All the good arguments against the criminalization of consensual acts are here, somewhere: how these crusades prop up and empower organized crime; eat away at our constitutional rights to property and freedom from search and seizure; come nowhere close to achieving their aims; corrupt legitimate law enforcement; promote irresponsibility; and in general are merely sops to ignorance, fear, hatred, and envy. No other book out there pulls together all these arguments in the depth and detail that McWilliams offers.
But there is no principle behind his evidence, history, and arguments powerful enough to dissuade those who simply feel that indulging in consensual crimes is wrong. And Christianity, which he wastes so much space tilting at, is not the sole source of this feeling.

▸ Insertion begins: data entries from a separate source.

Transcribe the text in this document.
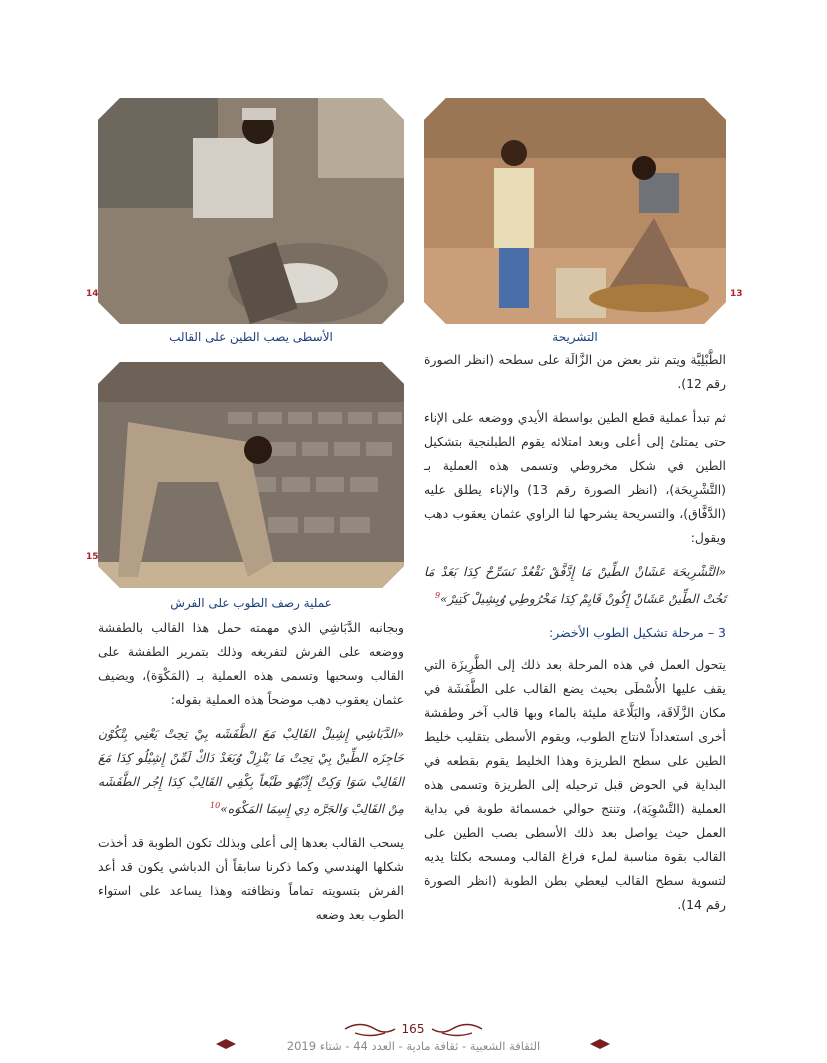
13
التشريحة
14
الأسطى يصب الطين على القالب
15
عملية رصف الطوب على الفرش

الطَّبْلِيَّة ويتم نثر بعض من الزَّالَة على سطحه (انظر الصورة رقم 12).

ثم تبدأ عملية قطع الطين بواسطة الأيدي ووضعه على الإناء حتى يمتلئ إلى أعلى وبعد امتلائه يقوم الطبلنجية بتشكيل الطين في شكل مخروطي وتسمى هذه العملية بـ (التَّشْرِيحَة)، (انظر الصورة رقم 13) والإناء يطلق عليه (الدَّفَّاق)، والتسريحة يشرحها لنا الراوي عثمان يعقوب دهب ويقول:

«التَّشْرِيحَة عَشَانْ الطِّينْ مَا إِدَّفَّقْ نَقْعُدْ نَسَرِّحْ كِدَا بَعَدْ مَا تَخُتْ الطِّينْ عَشَانْ إِكُونْ قَايِمْ كِدَا مَخْرُوطِي وُيِشِيلْ كَتِيرْ»$^9$

3 – مرحلة تشكيل الطوب الأخضر:

يتحول العمل في هذه المرحلة بعد ذلك إلى الطَّرِيزَة التي يقف عليها الأُسْطَى بحيث يضع القالب على الطَّفَشَة في مكان الزَّلَاقَة، والبَلَّاعَة مليئة بالماء وبها قالب آخر وطفشة أخرى استعداداً لانتاج الطوب، ويقوم الأسطى بتقليب خليط الطين على سطح الطريزة وهذا الخليط يقوم بقطعه في البداية في الحوض قبل ترحيله إلى الطريزة وتسمى هذه العملية (التَّسْوِيَة)، وتنتج حوالي خمسمائة طوبة في بداية العمل حيث يواصل بعد ذلك الأسطى بصب الطين على القالب بقوة مناسبة لملء فراغ القالب ومسحه بكلتا يديه لتسوية سطح القالب ليعطي بطن الطوبة (انظر الصورة رقم 14).

وبجانبه الدَّبَاشِي الذي مهمته حمل هذا القالب بالطفشة ووضعه على الفرش لتفريغه وذلك بتمرير الطفشة على القالب وسحبها وتسمى هذه العملية بـ (المَكْوَة)، ويضيف عثمان يعقوب دهب موضحاً هذه العملية بقوله:

«الدَّبَاشِي إِشِيلْ القَالِبْ مَعَ الطَّفَشَه بِيْ تِحِتْ يَعْنِي بِتْكُوْن حَاجِزَه الطِّينْ بِيْ تِحِتْ مَا يَنْزِلْ وُبَعَدْ دَاكْ لَمِّنْ إِشِيْلُو كِدَا مَعَ القَالِبْ سَوَا وَكِتْ إِدِّيْهُو طَبْعاً بِكْفِي القَالِبْ كِدَا إِجُر الطَّفَشَه مِنْ القَالِبْ وَالجَرَّه دِي إِسِمَا المَكْوَه»$^{10}$

يسحب القالب بعدها إلى أعلى وبذلك تكون الطوبة قد أخذت شكلها الهندسي وكما ذكرنا سابقاً أن الدباشي يكون قد أعد الفرش بتسويته تماماً ونظافته وهذا يساعد على استواء الطوب بعد وضعه

165
الثقافة الشعبية - ثقافة مادية - العدد 44 - شتاء 2019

The one principle that might be powerful enough to overcome such opposition—a commitment to government that is limited to protecting our rights to liberty and property from abuse by others—is explicitly rejected by McWilliams. "I'm not going to argue the pros and cons of private ownership, free enterprise, capitalism, and the free market system," he writes. "What is indisputably true is that this is the economic system we have." Since we allegedly have this system, and since laws against consensual acts generally involve violations of property rights and free markets, we should reject such laws.
Unfortunately, we don't have this system yet; it still needs to be defended, persuasively, to the mass audience that has made McWilliams's self-help books best sellers. Maybe that could be his next 800-page tome. With Ain't Nobody's Business, McWilliams proves he has in him a snappy and informative 200-to-300-page book on the fiscal, moral, and constitutional horrors of laws against consensual crime. Too bad he wrote this one instead.
Brian Doherty is the assistant editor of Regulation magazine.